I originally wanted to explore using these intriguing SHARP memory displays for monitoring sensors and controlling smart switches around the house. These displays are sort of a love child between e-ink (low power) and LCDs (fast refresh rate). It is the same display used in Panic's anticipated Playdate handheld console.

With an ESP32 dev board, a rotary encoder and three mechanical switches, I started writing the code to display  sensor data and control the switches. It all works through the magic of MQTT messages and commands.

The smart switches are Shellys running Tasmota, an open source firmware that knows how to speak MQTT. It listens to commands like "on" and "off" and report back their current state via small MQTT payloads.

On the right-hand side in the picture above are the readouts of a few capacitive soil moisture sensors (similar to this on from Adafruit) and temperature sensors around the house. They periodically publish their readings to specific topics and the MQTT broker forwards them to interested subscribers. In this case, the code running on the ESP32 subscribes itself to these topics and displays the latest data whenever a new message arrives.
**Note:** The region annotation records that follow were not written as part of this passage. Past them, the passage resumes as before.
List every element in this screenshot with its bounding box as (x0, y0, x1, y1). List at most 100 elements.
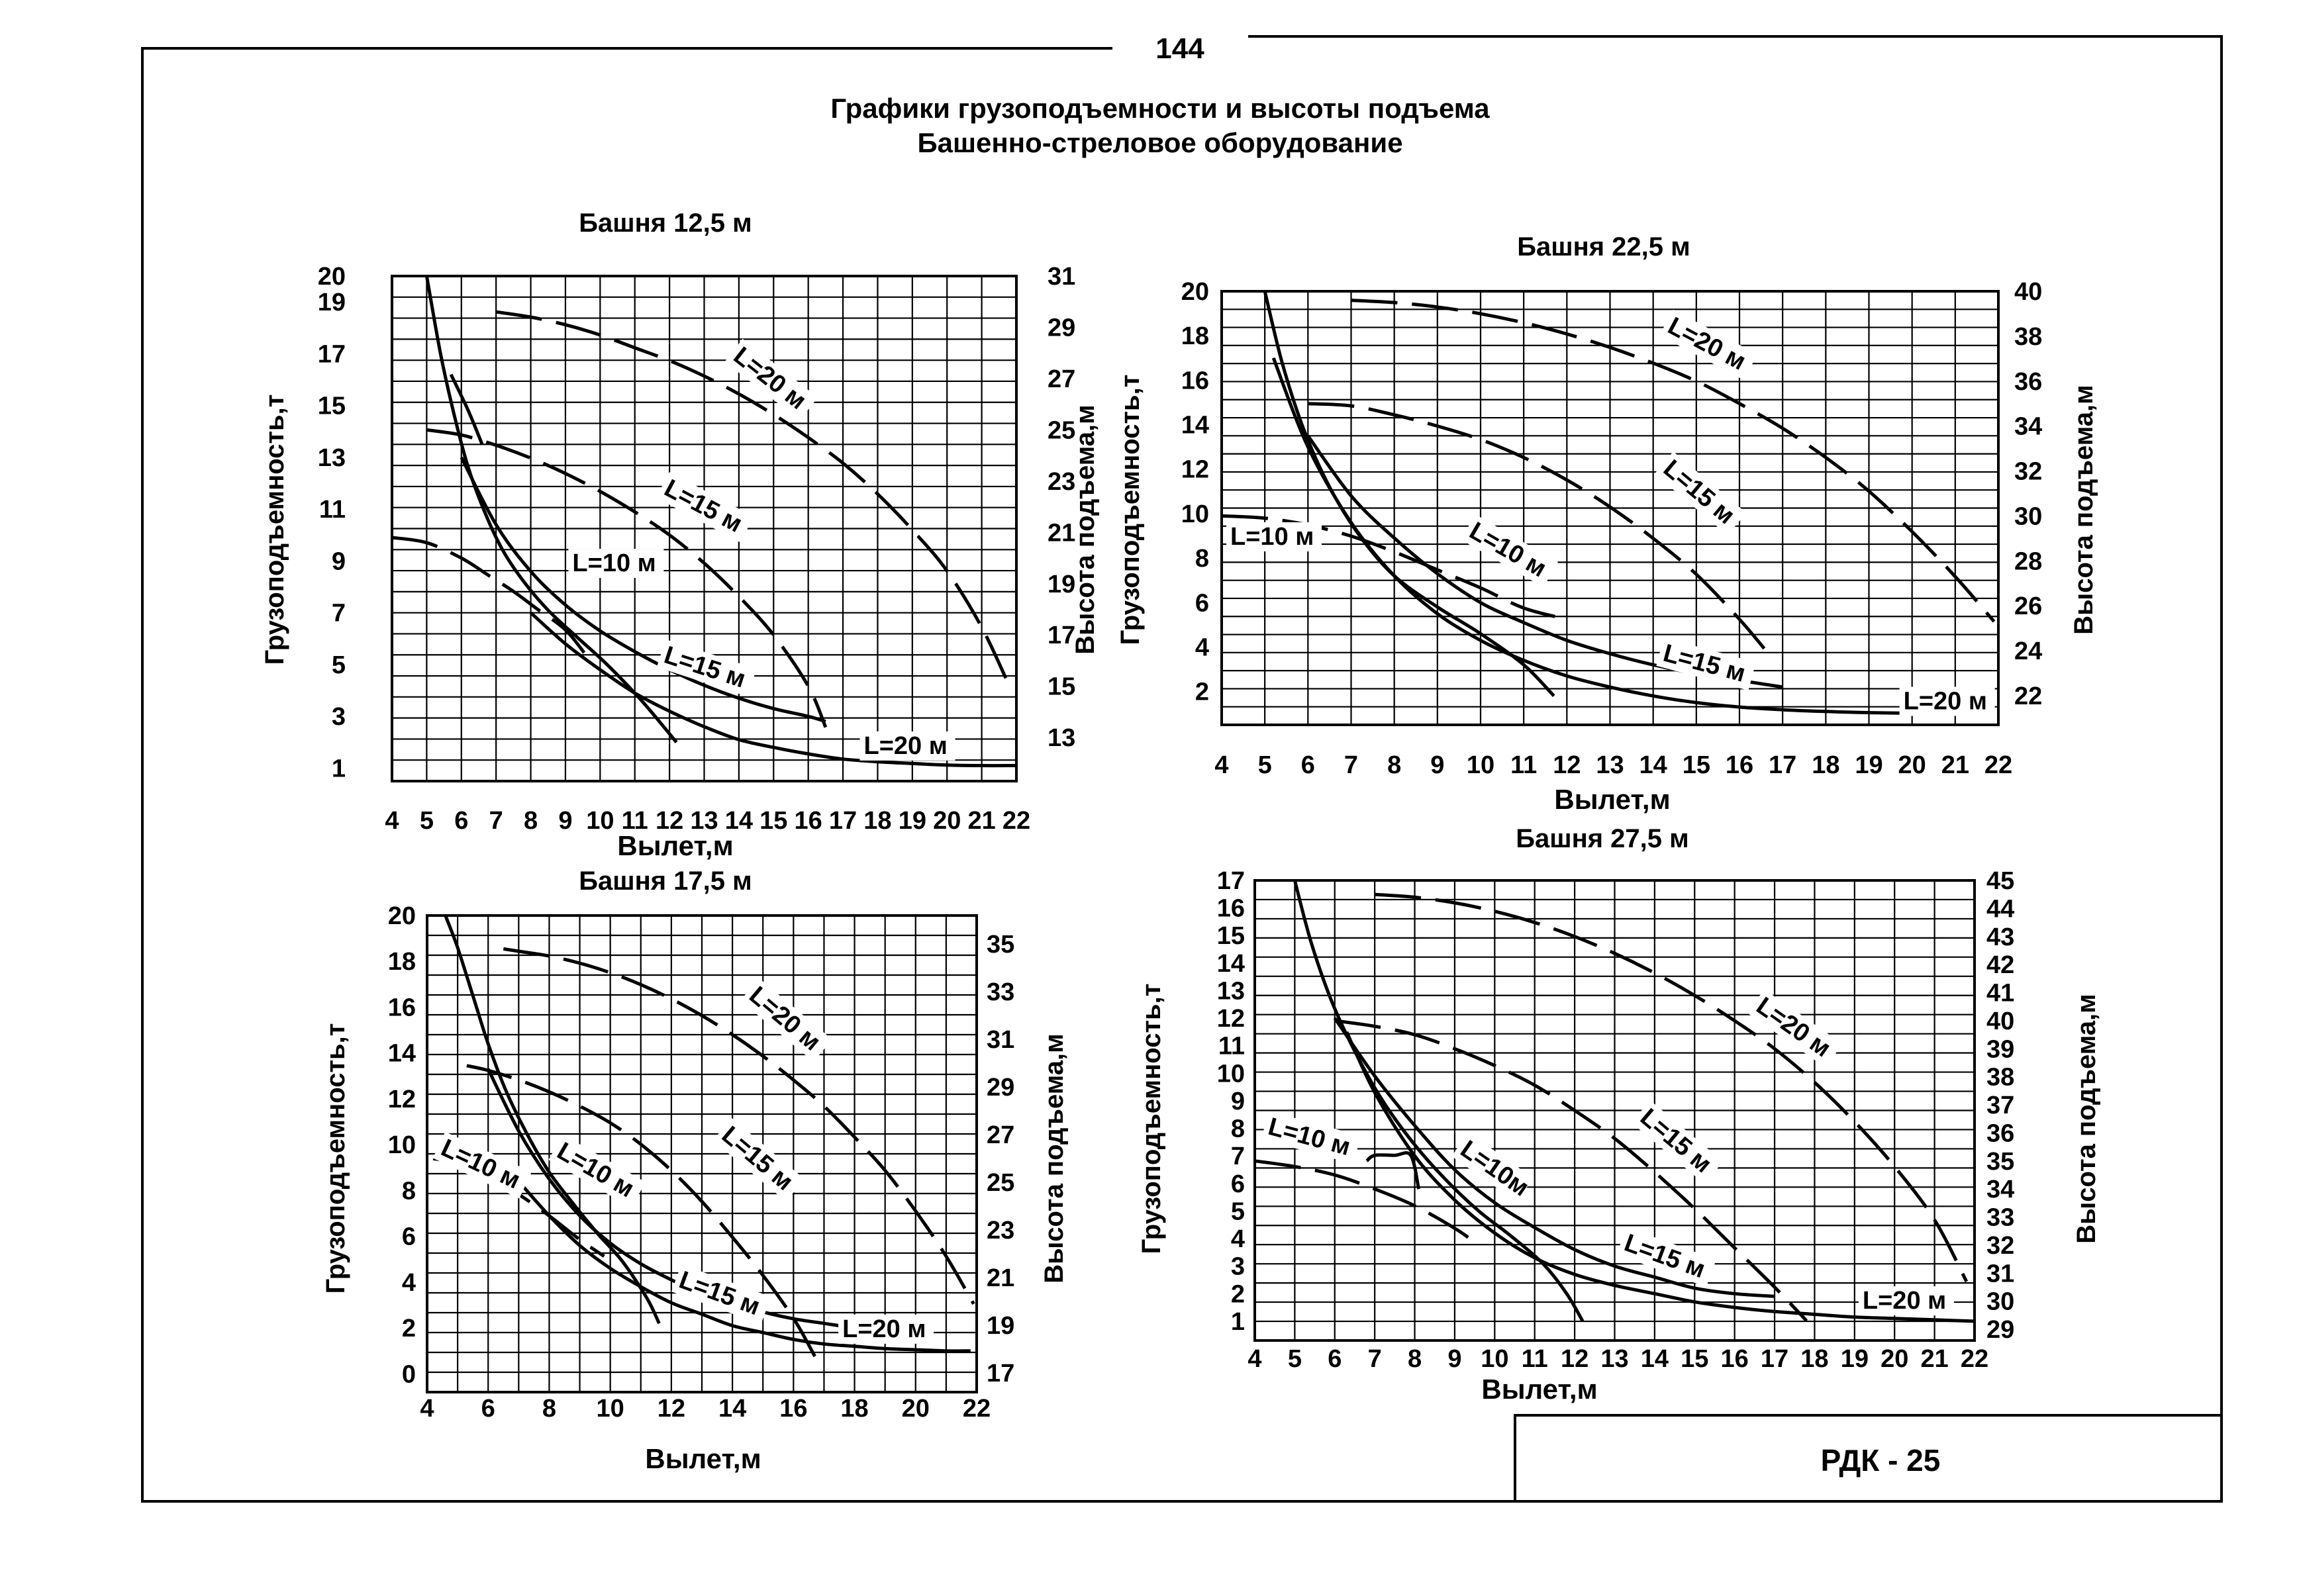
y-tick-label: 12 (1181, 456, 1209, 484)
y-tick-label: 5 (1231, 1197, 1245, 1225)
y2-tick-label: 35 (1986, 1148, 2014, 1176)
x-axis-label: Вылет,м (1554, 784, 1670, 815)
curve-label: L=20 м (842, 1315, 926, 1343)
x-tick-label: 20 (933, 807, 961, 835)
y2-tick-label: 32 (1986, 1232, 2014, 1260)
x-tick-label: 6 (1328, 1345, 1342, 1373)
x-tick-label: 4 (420, 1395, 434, 1423)
y-tick-label: 9 (332, 547, 346, 575)
x-tick-label: 14 (1639, 751, 1667, 779)
x-tick-label: 15 (1681, 1345, 1708, 1373)
y-tick-label: 14 (388, 1040, 416, 1068)
curve-label: L=10 м (1230, 523, 1314, 551)
x-tick-label: 9 (558, 807, 572, 835)
y-tick-label: 7 (332, 600, 346, 628)
y2-tick-label: 41 (1986, 980, 2014, 1008)
x-axis-label: Вылет,м (617, 830, 733, 861)
grid (1253, 879, 1976, 1342)
y2-tick-label: 28 (2014, 547, 2042, 575)
y2-tick-label: 33 (1986, 1204, 2014, 1232)
y2-tick-label: 17 (1048, 622, 1075, 649)
y2-tick-label: 27 (987, 1121, 1014, 1149)
chart-title: Башня 27,5 м (1516, 824, 1689, 853)
x-tick-label: 6 (454, 807, 468, 835)
x-tick-label: 14 (1641, 1345, 1669, 1373)
curve-label-bg (432, 1131, 532, 1199)
x-tick-label: 8 (1408, 1345, 1422, 1373)
curve-label: L=20 м (1904, 687, 1987, 715)
chart-title: Башня 22,5 м (1517, 232, 1690, 261)
y2-tick-label: 21 (987, 1264, 1014, 1292)
y-tick-label: 6 (1195, 589, 1209, 617)
y-tick-label: 10 (1217, 1060, 1245, 1088)
y2-tick-label: 44 (1986, 895, 2014, 923)
y2-tick-label: 38 (1986, 1064, 2014, 1092)
x-tick-label: 5 (420, 807, 434, 835)
y-tick-label: 20 (388, 902, 416, 930)
y2-tick-label: 36 (1986, 1119, 2014, 1147)
x-tick-label: 12 (656, 807, 683, 835)
y-tick-label: 11 (319, 496, 346, 524)
y2-tick-label: 13 (1048, 724, 1075, 752)
x-tick-label: 22 (963, 1395, 991, 1423)
y-tick-label: 10 (1181, 500, 1209, 528)
series-line (1254, 1159, 1480, 1246)
x-tick-label: 21 (1920, 1345, 1948, 1373)
curve-label-bg (568, 549, 664, 579)
y2-tick-label: 15 (1048, 673, 1075, 701)
x-tick-label: 20 (1898, 751, 1926, 779)
y-tick-label: 15 (318, 393, 346, 420)
curve-label: L=20 м (863, 732, 947, 760)
y-tick-label: 16 (1217, 895, 1245, 923)
curve-label-bg (1226, 522, 1322, 551)
x-tick-label: 19 (899, 807, 926, 835)
y2-tick-label: 25 (987, 1169, 1014, 1197)
curve-label: L=10 м (572, 549, 656, 577)
series-group (1254, 880, 1975, 1323)
series-line (426, 428, 828, 728)
y-tick-label: 17 (1217, 867, 1245, 895)
curve-label: L=15 м (716, 1121, 799, 1196)
series-line (466, 1064, 816, 1358)
y-tick-label: 8 (1195, 545, 1209, 573)
x-tick-label: 8 (1387, 751, 1401, 779)
curve-label-bg (740, 978, 832, 1062)
y-tick-label: 16 (1181, 367, 1209, 395)
curve-label: L=20 м (1751, 992, 1836, 1063)
x-tick-label: 10 (1467, 751, 1494, 779)
x-tick-label: 21 (967, 807, 995, 835)
curve-label: L=15 м (1635, 1103, 1717, 1178)
y2-tick-label: 19 (1048, 571, 1075, 598)
y-tick-label: 14 (1181, 412, 1209, 440)
x-tick-label: 7 (1368, 1345, 1382, 1373)
series-line (1365, 1151, 1421, 1190)
x-axis-label: Вылет,м (645, 1443, 761, 1474)
x-tick-label: 15 (1683, 751, 1710, 779)
x-tick-label: 22 (1961, 1345, 1988, 1373)
y-axis-label: Грузоподъемность,т (1137, 984, 1166, 1254)
y-tick-label: 4 (1231, 1225, 1245, 1253)
x-tick-label: 17 (1761, 1345, 1788, 1373)
y-tick-label: 6 (1231, 1170, 1245, 1198)
x-tick-label: 18 (840, 1395, 868, 1423)
curve-label: L=10 м (437, 1134, 524, 1194)
charts: Башня 12,5 м Вылет,м Грузоподъемность,т Выс… (260, 209, 2101, 1474)
y2-axis-label: Высота подъема,м (1071, 404, 1100, 655)
y2-tick-label: 31 (1048, 263, 1075, 291)
series-line (1334, 1019, 1808, 1323)
y2-axis-label: Высота подъема,м (1040, 1033, 1069, 1284)
curve-label: L=10 м (1265, 1113, 1353, 1161)
x-tick-label: 20 (1881, 1345, 1908, 1373)
x-tick-label: 8 (524, 807, 538, 835)
y2-tick-label: 22 (2014, 682, 2042, 710)
y2-tick-label: 25 (1048, 416, 1075, 444)
series-line (449, 373, 484, 446)
y-tick-label: 20 (318, 263, 346, 291)
x-tick-label: 5 (1258, 751, 1272, 779)
x-tick-label: 14 (718, 1395, 746, 1423)
y2-tick-label: 17 (987, 1360, 1014, 1387)
series-line (460, 456, 826, 724)
y-tick-label: 19 (318, 289, 346, 316)
curve-label-bg (1616, 1227, 1716, 1288)
curve-label-bg (859, 731, 955, 761)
I didn't want to commit to specific displays or input devices, so I tried to make most of the code platform agnostic. The code running in the video above is the Arduino-land implementation of the input system and the output display.

As an example of porting the code to a different platform, on the same repo there is a software-only implementation of virtual inputs and display, which I run on my macbook. It should be relatively cross-platform:

All the code and 3d printable parts are in github.com/rbaron/deskmate.